Face à cela, les réponses féministes sont diverses. Il est intéressant de voir comment les collectifs d’action féministe émergent au sein du mouvement étudiant ou des différents mouvements de la jeunesse comme cela est le cas dans les assemblées mixtes de femmes dans les quartiers et dans d’autres lieux. Il est indispensable d’introduire le discours de lutte féministe dans le combat mené par les mouvements sociaux et politiques, non simplement comme un complément mais comme quelque chose en fait indispensable. Tout comme la crise affecte doublement les femmes, nous devons aussi redoubler d’effort pour valoriser la lutte féministe. Face à cela, dans tous les espaces où nous participons, nous devons être claires sur le fait que la révolution sera féministe ou ne sera pas.
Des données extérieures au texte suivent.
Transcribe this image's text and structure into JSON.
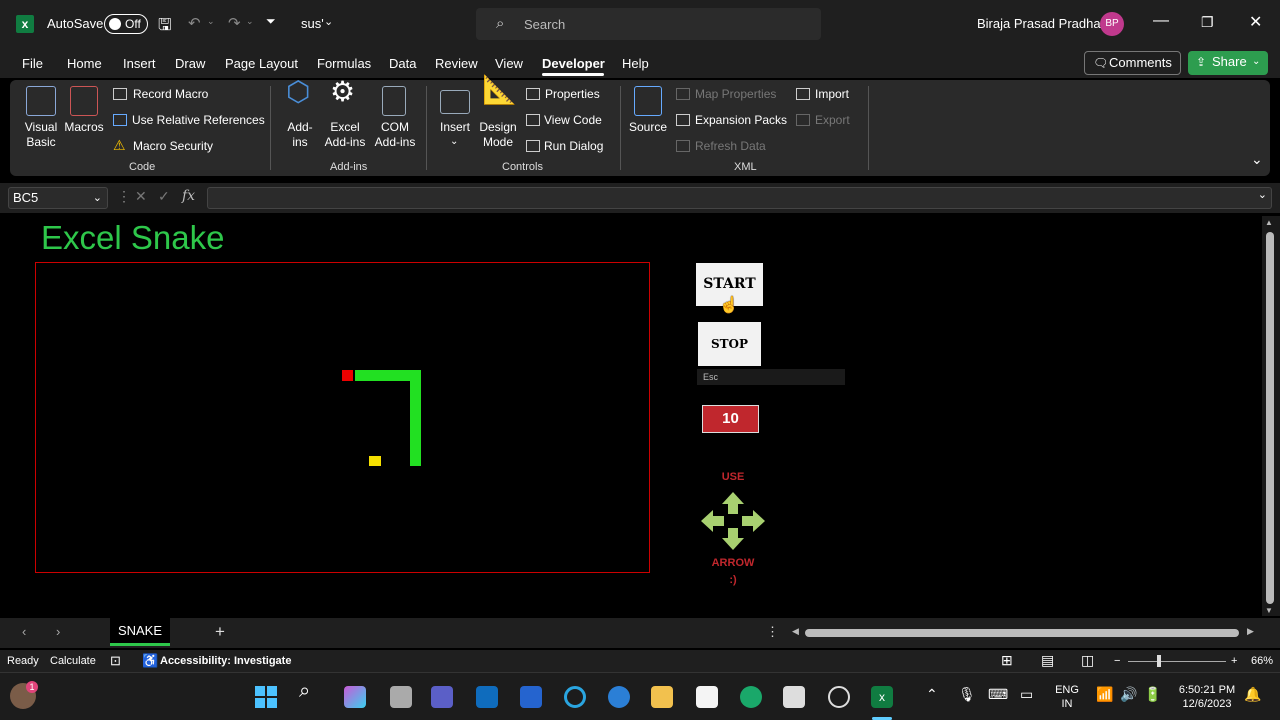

Comme militante de divers collectifs (JSF, Toma la facultad) et d’un parti politique (Izquierdad Anticapitalista, quel regard portes-tu sur l’avenir? Et quelles sont vos prochaines activités ?
Se risquer à parler de l’avenir en ces temps de changements, de vies nomades et de lendemains incertains est assez hasardeux. La seule chose que l’on peut affirmer avec certitude c’est que la situation va continuer à empirer, comme, par ailleurs, le laissent supposer les dernières annonces du gouvernement Rajoy (notamment la réforme du Code pénal, la réforme de la LOMCE (Ley Orgànica de la Mejora de la Calidad Educativa[1]), l’introduction des mini-jobs et du contrat d’apprentis, etc.). Face à cela, la seule réponse à donner est celle de plus et toujours plus d’organisation. Il est indispensable, aujourd’hui plus que jamais, que la jeunesse s’organise partout: dans les universités, dans les lycées, dans les quartiers, etc. Nous savons que nous vivons des temps difficiles, mais c’est justement pour cela que la réponse doit être chaque jour plus ferme. Actuellement, à la Izquierdad Anticapitalista nous misons sur notre engagement politique et le développement de l’auto-organisation des jeunes dans deux espaces précis: dans les quartiers et dans les écoles, lycées et universités. Face à la volonté que nous nous résignions, ce qui est important c’est de ne pas abandonner. La crise créée par en haut doit recevoir une réponse générée par le bas. (traduction Elisabeth F.)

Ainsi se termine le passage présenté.